Zapadła cisza. Bonnie przestała słyszeć nawet urywanych oddechów przyjaciółki. Z trwogą otworzyła oczy, by ujrzeć zakrwawione odłamki leżące na podłodze. Caroline nie było w pokoju.

Noc była piękna, jasna i przejrzysta jak nigdy. Caroline jednak nie miała już zamiaru podziwiać jej uroków. Klęczała na ganku, obejmując się ramionami, jakby tym gestem mogła obronić się przed wszystkimi niebezpieczeństwami. Zimny wiatr chlastał ją po twarzy, gdy wypełniała płuca powietrzem. Można było pomyśleć, że wampiry nie potrzebują powietrza. Dlaczego więc jej organy przypominały sobie o tym, co kiedyś uważały za niezbędne, właśnie wtedy, gdy nie mogła im tego dostarczyć?
Czuła tępy, pulsujący ból blisko serca.

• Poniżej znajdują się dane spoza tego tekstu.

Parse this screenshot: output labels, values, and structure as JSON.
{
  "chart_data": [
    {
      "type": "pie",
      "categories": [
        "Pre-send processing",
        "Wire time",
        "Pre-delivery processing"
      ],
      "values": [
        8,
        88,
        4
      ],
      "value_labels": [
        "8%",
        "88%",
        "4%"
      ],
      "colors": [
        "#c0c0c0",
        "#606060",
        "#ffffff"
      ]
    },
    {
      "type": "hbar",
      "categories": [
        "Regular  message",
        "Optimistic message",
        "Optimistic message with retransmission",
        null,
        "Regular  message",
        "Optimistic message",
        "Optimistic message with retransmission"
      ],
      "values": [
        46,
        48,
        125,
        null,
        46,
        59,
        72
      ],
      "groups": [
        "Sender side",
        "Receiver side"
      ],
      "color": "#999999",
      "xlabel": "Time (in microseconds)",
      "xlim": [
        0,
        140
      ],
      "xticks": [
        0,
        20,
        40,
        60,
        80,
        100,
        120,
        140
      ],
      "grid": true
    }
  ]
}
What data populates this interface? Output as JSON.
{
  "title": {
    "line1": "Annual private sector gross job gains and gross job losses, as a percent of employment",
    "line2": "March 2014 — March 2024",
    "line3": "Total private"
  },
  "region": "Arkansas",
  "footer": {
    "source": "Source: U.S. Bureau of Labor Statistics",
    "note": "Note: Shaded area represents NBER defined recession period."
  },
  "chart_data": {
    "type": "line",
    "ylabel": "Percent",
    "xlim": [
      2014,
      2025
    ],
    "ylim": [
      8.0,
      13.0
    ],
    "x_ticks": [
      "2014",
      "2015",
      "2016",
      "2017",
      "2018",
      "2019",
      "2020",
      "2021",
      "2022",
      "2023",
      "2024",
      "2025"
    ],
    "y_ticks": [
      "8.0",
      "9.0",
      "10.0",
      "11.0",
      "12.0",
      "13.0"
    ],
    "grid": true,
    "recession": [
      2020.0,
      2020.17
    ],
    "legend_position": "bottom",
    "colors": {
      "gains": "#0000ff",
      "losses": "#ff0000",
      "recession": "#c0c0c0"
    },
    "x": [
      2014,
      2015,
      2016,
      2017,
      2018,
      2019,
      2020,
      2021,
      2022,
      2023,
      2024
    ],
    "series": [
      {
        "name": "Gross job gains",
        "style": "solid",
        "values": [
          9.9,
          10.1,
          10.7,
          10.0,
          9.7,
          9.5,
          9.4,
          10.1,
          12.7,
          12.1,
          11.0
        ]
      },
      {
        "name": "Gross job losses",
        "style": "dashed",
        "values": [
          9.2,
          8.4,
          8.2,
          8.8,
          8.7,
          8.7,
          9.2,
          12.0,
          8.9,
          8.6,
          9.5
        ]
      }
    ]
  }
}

Rany po odłamkach nie miały zamiaru zagoić się w zwykłym, wampirzym tempie.
- Dlaczego? - krzyknęła przed siebie, kierując pytanie do tych, które postanowiły zniszczyć jej życie. - Dlaczego mi to robicie?

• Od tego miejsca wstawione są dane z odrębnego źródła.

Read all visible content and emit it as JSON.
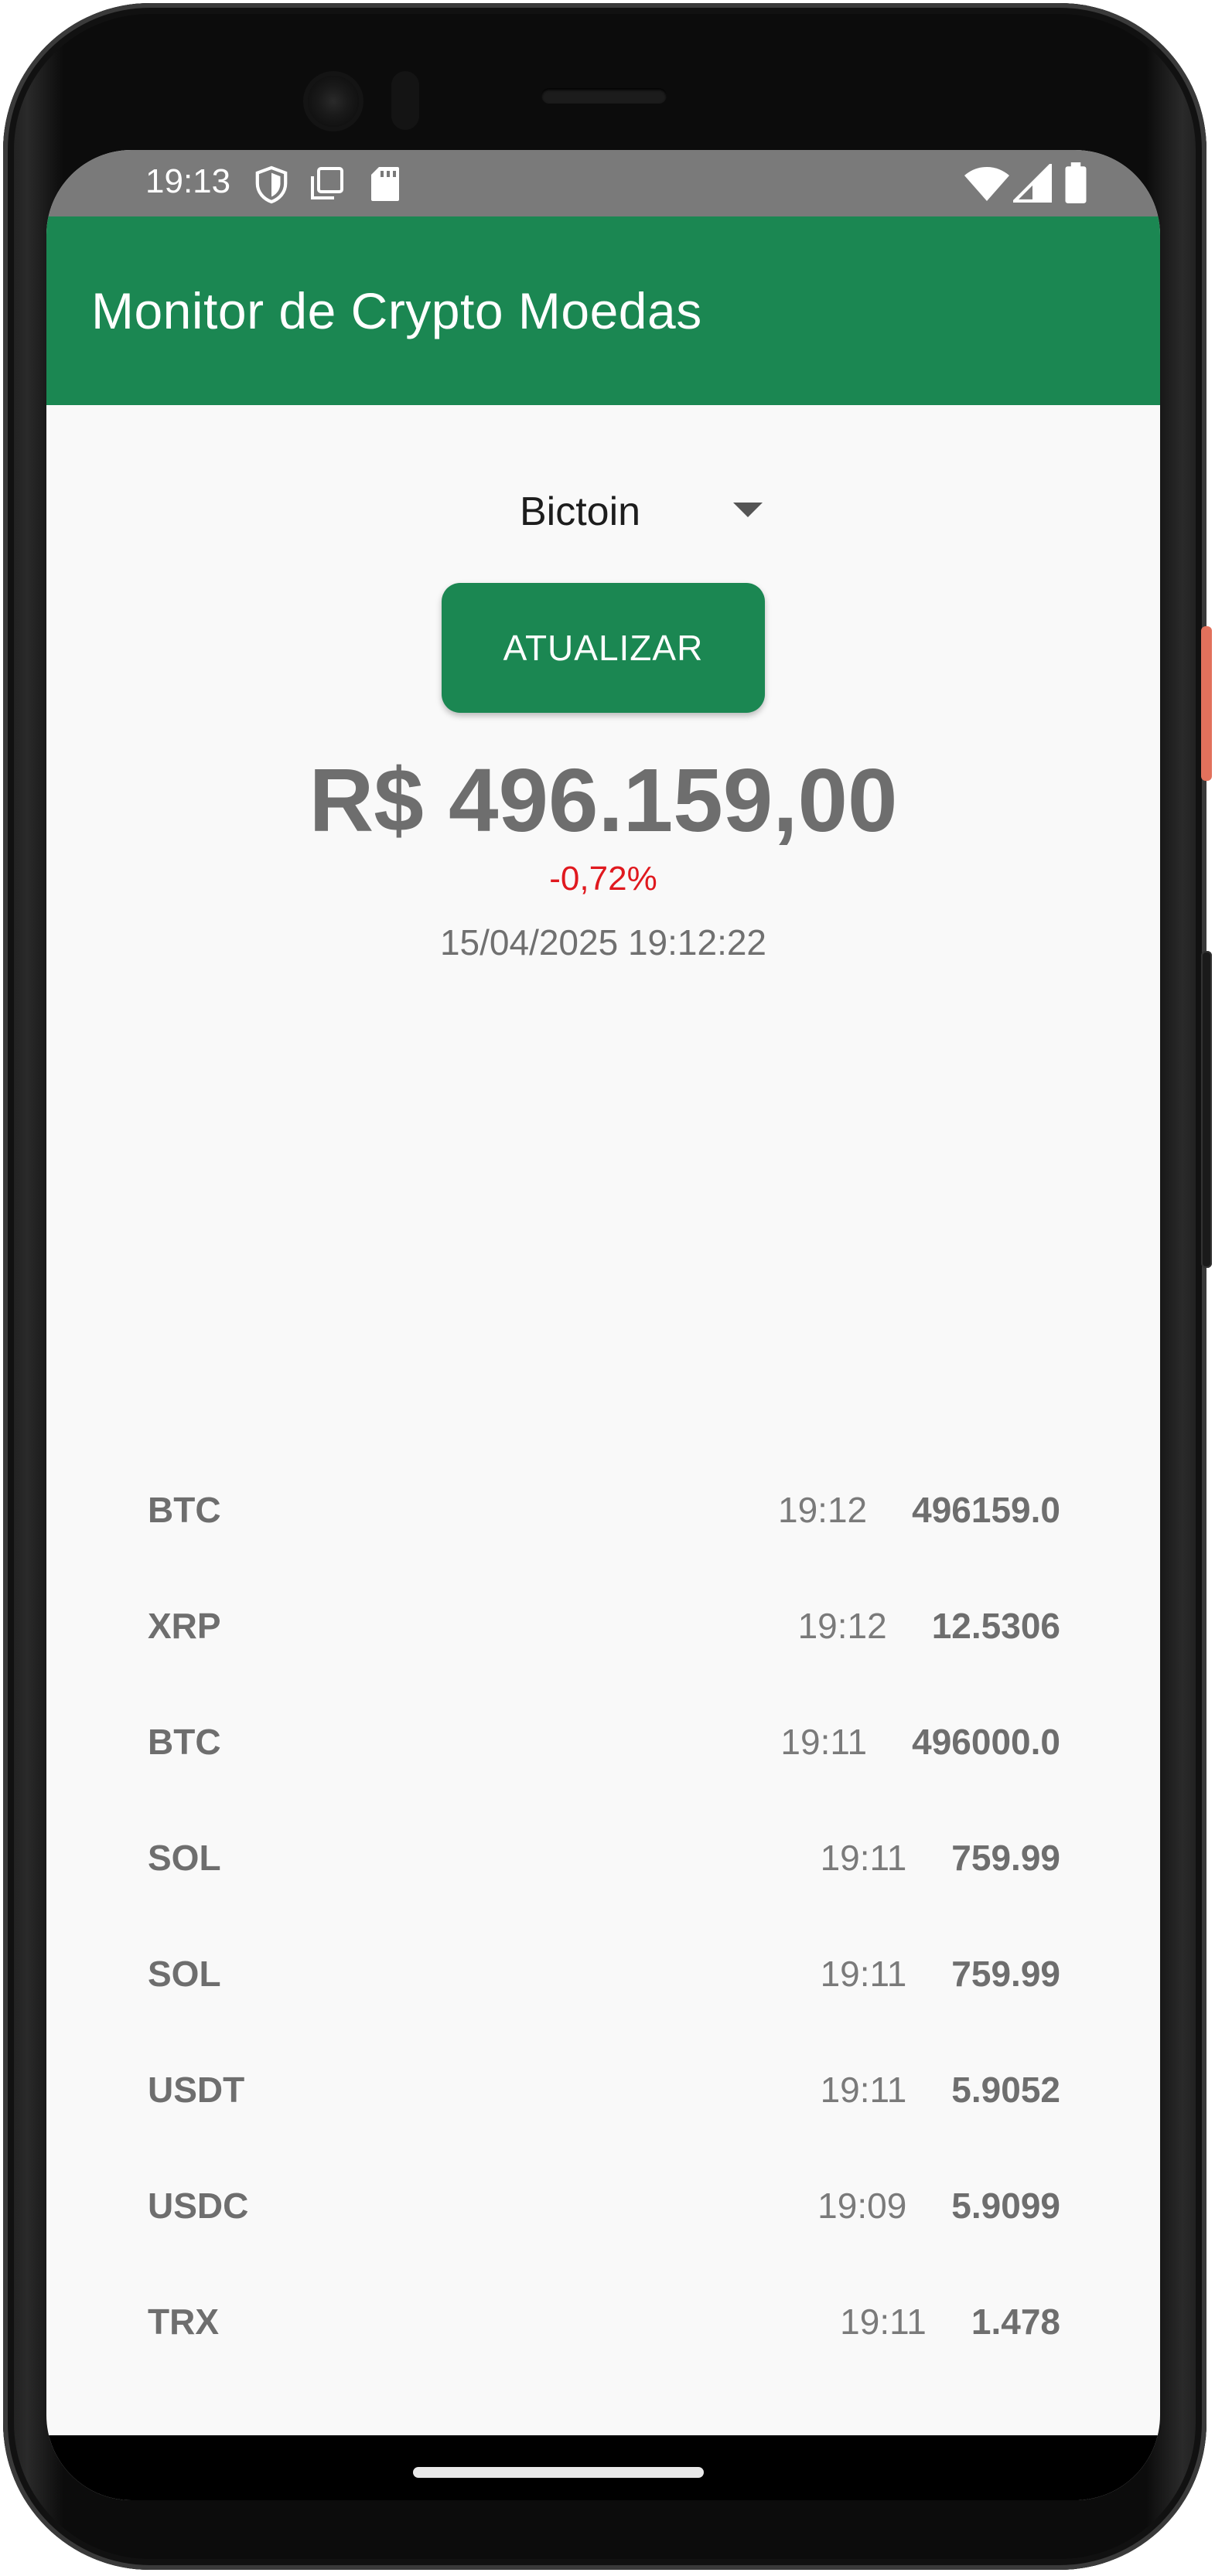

Nie zwracała już nawet uwagi na lecące z oczu łzy. Jeśli miały na to ochotę, niech płyną – może zabiorą z sobą trochę bólu.
Usłyszała za sobą dźwięk otwieranych drzwi, a po chwili poczuła czyjeś ramiona, zamykające ją w uścisku.
- Dlaczego wybrały akurat mnie? - wyszeptała.
- Nie wiem – odpowiedziała cicho Bonie, zgodnie z prawdą. - Naprawdę nie mam pojęcia.
- Miały przecież tak szeroką możliwość wyboru – kontynuowała Caroline. - Nikt nie byłby w stanie obronić się przed mocą tylu czarownic. Dlaczego nie wybrały Pierwotnych? Albo choćby Damona?
Bonnie prawie się uśmiechnęła, wyobrażając sobie reakcję starszego Salvatore'a, gdyby usłyszał te słowa.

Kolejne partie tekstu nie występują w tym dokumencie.